3. Change Your DNS Settings
Your DNS settings normally direct visitors directly to your website. You need to change them to direct traffic to Incapsula’s servers instead.
That involves making the following changes in your cPanel’s Advanced DNS Zone Editor:
- Change your A record to point to Incapsula’s IP address
- Add a second A record to point to another Incapsula IP address
- Update (or create) a www CNAME record to also point to Incapsula.
The specific changes needed will be given to you, along with a link to a tutorial.
DNS changes may take 48 hours to propagate, but your website will stay live during the changeover. After that your website’s traffic will be routed through Incapsula’s network, and you’ll be protected from DDoS attacks.
Are there any other considerations when setting up Incapsula?
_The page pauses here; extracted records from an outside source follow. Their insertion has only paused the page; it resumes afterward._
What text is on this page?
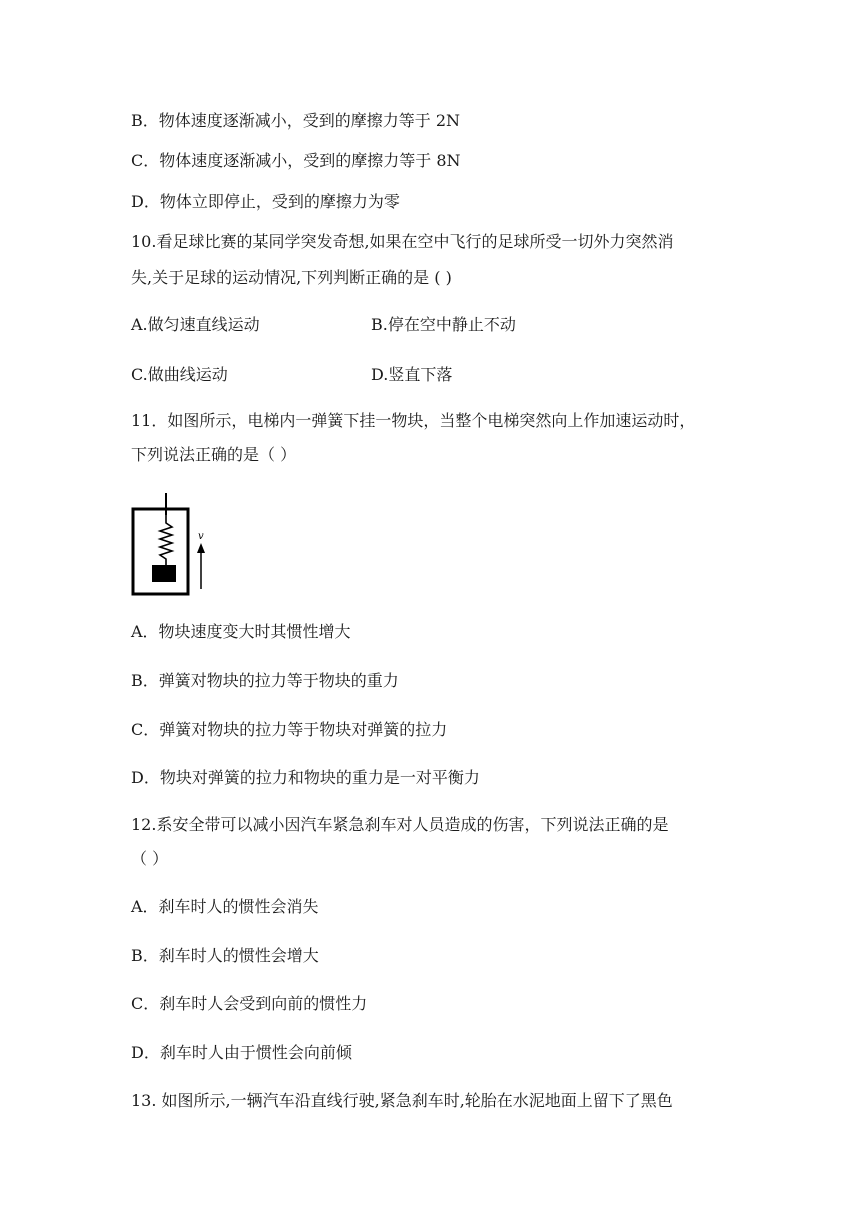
B．物体速度逐渐减小，受到的摩擦力等于 2N
C．物体速度逐渐减小，受到的摩擦力等于 8N
D．物体立即停止，受到的摩擦力为零
10.看足球比赛的某同学突发奇想,如果在空中飞行的足球所受一切外力突然消
失,关于足球的运动情况,下列判断正确的是 ( )
A.做匀速直线运动	B.停在空中静止不动
C.做曲线运动	D.竖直下落
11．如图所示，电梯内一弹簧下挂一物块，当整个电梯突然向上作加速运动时，
下列说法正确的是（ ）
v
A．物块速度变大时其惯性增大
B．弹簧对物块的拉力等于物块的重力
C．弹簧对物块的拉力等于物块对弹簧的拉力
D．物块对弹簧的拉力和物块的重力是一对平衡力
12.系安全带可以减小因汽车紧急刹车对人员造成的伤害，下列说法正确的是
（ ）
A．刹车时人的惯性会消失
B．刹车时人的惯性会增大
C．刹车时人会受到向前的惯性力
D．刹车时人由于惯性会向前倾
13. 如图所示,一辆汽车沿直线行驶,紧急刹车时,轮胎在水泥地面上留下了黑色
Probably not, though some users found they had to also make sure their email wasn’t directed through Incapsula, otherwise it would time out. This may happen if you’re using your hosting provider’s email solution. If you’re using a third-party option like G Suite or Exchange, you shouldn’t have any problems.
Your email may end up in a black hole if your mail.domain.com record is a CNAME pointing back to domain.com (which is being redirected to Incapsula). Instead, change it to an A record pointing to the IP address of your hosting account.
Here are some screenshots of how I would make the changes from my SiteGround cPanel’s Advanced DNS Zone Editor. You’ll find more detailed instructions here.
Don’t Wait Until It’s Too Late
Until now, perhaps you haven’t given DDoS attacks a second thought. It’s time for that attitude to change.
Protecting your WordPress site from brute force attacks is not something you can do yourself. You need outside help—a solution that can deal with the threat before it reaches your site. Your hosting provider may offer a solution, and that’s worth looking into.
But if it’s just not an option for your site to be forced down, hire the best bouncer you can afford. Incapsula is a great choice. It’s easy to set up, copes with large attacks, and dynamically weeds out threats. With free trials of every plan, you have nothing to lose.